China promotes mixed marriages for unity'

Ethnic Tibetans constitute about 92 per cent of the population while the eight per cent comprises Han Chinese.

Update: 2019-07-15 00:37 GMT
The Chinese government has also built museums such as the one on Serf's Emanicipation' in Lhasa and another in Beijing showcasing its efforts to abolish feudalism' in Tibet.

Lhasa (Tibet): Inter-racial love marriages between people belonging to China’s ethnic Han Chinese majority and Tibetans have been taking place in Tibet and such couples are being hailed as “national role models for ethnic unity”, local officials and members of ground-level community development units in the Tibet Autonomous Region (TAR) of China have said.

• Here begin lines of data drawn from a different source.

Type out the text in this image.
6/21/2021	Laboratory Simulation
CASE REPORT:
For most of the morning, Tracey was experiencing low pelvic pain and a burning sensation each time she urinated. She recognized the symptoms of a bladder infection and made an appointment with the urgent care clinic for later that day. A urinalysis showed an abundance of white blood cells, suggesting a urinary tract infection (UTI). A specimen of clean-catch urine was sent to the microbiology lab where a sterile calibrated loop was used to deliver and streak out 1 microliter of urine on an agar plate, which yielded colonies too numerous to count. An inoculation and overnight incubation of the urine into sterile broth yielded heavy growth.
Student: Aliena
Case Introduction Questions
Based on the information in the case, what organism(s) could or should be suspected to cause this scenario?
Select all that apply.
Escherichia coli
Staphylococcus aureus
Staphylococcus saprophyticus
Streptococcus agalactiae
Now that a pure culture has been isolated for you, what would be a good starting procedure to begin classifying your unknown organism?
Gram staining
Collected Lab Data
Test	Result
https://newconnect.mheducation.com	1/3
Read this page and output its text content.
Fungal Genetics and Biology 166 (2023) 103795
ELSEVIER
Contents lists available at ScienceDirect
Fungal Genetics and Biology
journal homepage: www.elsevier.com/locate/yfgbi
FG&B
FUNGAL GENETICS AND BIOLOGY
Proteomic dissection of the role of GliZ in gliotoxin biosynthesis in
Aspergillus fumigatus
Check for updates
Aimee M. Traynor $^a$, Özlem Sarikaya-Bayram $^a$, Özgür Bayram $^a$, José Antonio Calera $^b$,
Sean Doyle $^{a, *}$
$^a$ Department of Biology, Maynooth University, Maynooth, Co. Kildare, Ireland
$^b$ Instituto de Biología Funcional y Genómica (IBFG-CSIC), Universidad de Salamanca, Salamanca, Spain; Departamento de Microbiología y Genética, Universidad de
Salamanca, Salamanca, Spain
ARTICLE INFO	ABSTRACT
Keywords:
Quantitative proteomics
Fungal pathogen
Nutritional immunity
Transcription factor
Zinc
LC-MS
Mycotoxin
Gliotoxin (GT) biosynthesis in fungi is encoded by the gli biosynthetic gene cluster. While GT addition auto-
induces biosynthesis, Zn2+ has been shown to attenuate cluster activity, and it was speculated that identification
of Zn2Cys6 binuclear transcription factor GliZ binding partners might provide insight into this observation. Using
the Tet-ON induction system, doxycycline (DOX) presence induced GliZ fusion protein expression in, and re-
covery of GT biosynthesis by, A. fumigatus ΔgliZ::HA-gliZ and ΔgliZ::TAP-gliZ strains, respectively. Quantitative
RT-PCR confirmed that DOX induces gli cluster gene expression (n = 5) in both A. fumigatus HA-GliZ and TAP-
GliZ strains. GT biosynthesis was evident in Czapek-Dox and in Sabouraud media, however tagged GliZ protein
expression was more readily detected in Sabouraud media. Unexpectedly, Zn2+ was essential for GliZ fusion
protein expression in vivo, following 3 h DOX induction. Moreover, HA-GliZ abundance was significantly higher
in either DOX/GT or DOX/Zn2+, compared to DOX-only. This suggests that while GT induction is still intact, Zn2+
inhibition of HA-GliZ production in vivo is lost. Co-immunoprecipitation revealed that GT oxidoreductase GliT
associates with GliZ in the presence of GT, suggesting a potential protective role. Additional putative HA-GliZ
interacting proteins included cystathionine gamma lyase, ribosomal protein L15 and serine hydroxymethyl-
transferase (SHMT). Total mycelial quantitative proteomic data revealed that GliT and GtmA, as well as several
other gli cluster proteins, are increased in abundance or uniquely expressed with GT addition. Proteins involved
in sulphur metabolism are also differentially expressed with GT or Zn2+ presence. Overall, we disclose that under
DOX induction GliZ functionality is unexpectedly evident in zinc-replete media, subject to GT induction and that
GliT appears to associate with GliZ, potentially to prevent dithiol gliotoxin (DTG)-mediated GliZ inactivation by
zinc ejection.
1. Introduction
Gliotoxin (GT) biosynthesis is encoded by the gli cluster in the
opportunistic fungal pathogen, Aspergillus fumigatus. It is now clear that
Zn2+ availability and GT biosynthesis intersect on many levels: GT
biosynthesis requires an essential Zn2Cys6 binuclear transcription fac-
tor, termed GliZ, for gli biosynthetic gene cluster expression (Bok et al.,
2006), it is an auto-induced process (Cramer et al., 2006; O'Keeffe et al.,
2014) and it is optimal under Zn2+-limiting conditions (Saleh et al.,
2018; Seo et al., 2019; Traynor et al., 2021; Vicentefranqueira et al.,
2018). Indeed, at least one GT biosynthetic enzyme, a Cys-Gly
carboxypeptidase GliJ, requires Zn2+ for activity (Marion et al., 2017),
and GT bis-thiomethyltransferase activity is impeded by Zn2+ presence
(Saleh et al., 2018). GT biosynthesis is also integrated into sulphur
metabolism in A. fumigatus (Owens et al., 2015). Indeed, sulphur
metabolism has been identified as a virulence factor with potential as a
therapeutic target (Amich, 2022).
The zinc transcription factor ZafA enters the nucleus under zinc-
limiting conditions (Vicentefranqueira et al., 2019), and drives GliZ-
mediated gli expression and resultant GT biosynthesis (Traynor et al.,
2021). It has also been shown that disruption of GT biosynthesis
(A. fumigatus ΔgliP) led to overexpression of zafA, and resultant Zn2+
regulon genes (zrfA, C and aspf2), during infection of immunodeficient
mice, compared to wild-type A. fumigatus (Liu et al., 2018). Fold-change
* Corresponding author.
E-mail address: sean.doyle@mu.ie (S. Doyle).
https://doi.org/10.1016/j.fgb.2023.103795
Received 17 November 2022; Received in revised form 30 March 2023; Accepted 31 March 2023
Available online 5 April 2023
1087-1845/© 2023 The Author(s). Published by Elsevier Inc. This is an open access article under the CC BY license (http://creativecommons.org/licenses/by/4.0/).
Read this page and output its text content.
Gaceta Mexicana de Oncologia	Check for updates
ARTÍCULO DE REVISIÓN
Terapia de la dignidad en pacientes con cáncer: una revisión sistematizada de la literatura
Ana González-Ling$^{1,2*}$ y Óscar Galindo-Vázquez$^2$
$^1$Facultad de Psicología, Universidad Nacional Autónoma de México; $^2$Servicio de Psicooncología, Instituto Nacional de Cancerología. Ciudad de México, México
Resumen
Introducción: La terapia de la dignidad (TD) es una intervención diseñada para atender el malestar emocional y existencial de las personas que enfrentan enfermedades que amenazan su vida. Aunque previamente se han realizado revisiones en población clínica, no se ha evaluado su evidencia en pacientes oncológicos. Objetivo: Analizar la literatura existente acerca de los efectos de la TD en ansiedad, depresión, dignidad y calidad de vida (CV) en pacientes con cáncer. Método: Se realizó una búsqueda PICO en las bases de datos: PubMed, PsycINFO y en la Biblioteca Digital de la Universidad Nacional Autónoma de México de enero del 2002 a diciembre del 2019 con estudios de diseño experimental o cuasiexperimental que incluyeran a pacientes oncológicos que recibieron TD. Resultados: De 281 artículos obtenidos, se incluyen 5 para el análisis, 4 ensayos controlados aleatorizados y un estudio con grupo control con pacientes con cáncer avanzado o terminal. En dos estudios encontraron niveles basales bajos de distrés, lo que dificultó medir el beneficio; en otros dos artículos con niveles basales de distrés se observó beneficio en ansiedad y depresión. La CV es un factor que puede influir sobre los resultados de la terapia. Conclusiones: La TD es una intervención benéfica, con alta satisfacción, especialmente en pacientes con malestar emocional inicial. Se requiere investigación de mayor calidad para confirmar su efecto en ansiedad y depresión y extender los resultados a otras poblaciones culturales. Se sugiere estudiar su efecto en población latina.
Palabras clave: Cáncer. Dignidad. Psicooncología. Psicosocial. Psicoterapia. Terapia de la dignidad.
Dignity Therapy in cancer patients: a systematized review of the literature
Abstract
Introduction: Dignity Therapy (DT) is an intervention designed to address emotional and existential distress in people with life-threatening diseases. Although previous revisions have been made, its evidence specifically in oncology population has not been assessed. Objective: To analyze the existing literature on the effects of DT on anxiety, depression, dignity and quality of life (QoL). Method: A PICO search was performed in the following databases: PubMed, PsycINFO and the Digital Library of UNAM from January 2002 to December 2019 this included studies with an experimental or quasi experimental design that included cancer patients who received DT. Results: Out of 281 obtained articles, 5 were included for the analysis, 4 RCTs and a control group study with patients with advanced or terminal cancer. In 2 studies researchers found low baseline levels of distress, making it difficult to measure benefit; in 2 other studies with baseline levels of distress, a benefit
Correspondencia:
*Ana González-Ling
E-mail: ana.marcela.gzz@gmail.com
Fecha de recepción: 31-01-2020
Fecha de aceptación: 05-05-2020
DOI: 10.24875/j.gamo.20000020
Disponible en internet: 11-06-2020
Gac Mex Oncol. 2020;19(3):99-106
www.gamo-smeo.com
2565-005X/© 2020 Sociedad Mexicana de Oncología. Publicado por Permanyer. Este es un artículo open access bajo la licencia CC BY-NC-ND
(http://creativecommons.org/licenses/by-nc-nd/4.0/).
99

At least some of these couples have also availed material support from local government authorities, local officials said. In at least one of these local community units, the number of inter-racial marriages is close to 10 per cent of the total. But a senior Chinese government official in the provincial Tibetan capital of Lhasa said ethnic Tibetans still constitute an overwhelming 92 per cent of the population in the region.

The Chinese government has also built museums such as the one on “Serf’s Emanicipation” in Lhasa and another in Beijing showcasing its efforts to abolish “feudalism” in Tibet from 1950, the year the Chinese People’s Liberation Army (PLA) swept into Tibet. Also preserved are erstwhile “estates” to showcase how wealthy landlords lived in luxury till the 1940s at the expense of the “serfs” or slaves they owned.

Even as the Chinese government has also built impressive roads and other infrastructure in Tibet in the past few decades that has seen unprecedented development and transformation in the region bordering  India. Chinese government officials said they have focused on the principle of “ethnic unity” to facilitate the harmonious co-existence of people belonging to different races especially in regions such as Tibet.

During a visit by a group of Indian reporters to the Jiangluo community area in the Sangzhuzi district of Shigatse, the second largest city in Tibet after Lhasa, local area residents said their area has 500 households and 1,600 residents out of which 40 households (close to 10 per cent) comprise married couples belonging to different races.

When asked whether incentives are provided in such cases, local officials said the inter-racial couples are given “material support” by the government authorities.

Wang Neng Sheng, the director-general of the People’s Government Information Office of the Tibet Autonomous Region of China, told the visiting Indian reporters that “ethnic Tibetans constitute about 92 per cent of the population in Tibet while the remaining eight per cent comprises Han Chinese and other races.” The assertion was made to counter “Western media reports” that ethnic Tibetans could eventually be overwhelmed by growing migration to Tibet from China’s vast ethnic Han Chinese majority.

Mr. Wang added that while China’s ruling Communist Party is atheist wherein the members do not believe in God, the religious rights of the Tibetan Buddhist population are “fully respected”.

He said, “Religion can’t interfere in politics, justice and education. It is the same as in the Western countries. It (religion) must be free of foreign influence.”

In fact, the Chinese government has been going out of its way to extend monetary support and help to prominent Tibetan Buddhist Temples. A visit to the famous Zhaxilunbu Tibetan Buddhist Temple in Shigatse city showed that the Chinese government has spent millions in erecting impressive gold structures within that support the burial urns of high-ranking Tibetan Buddhist clergy members such as the Panchen Lama.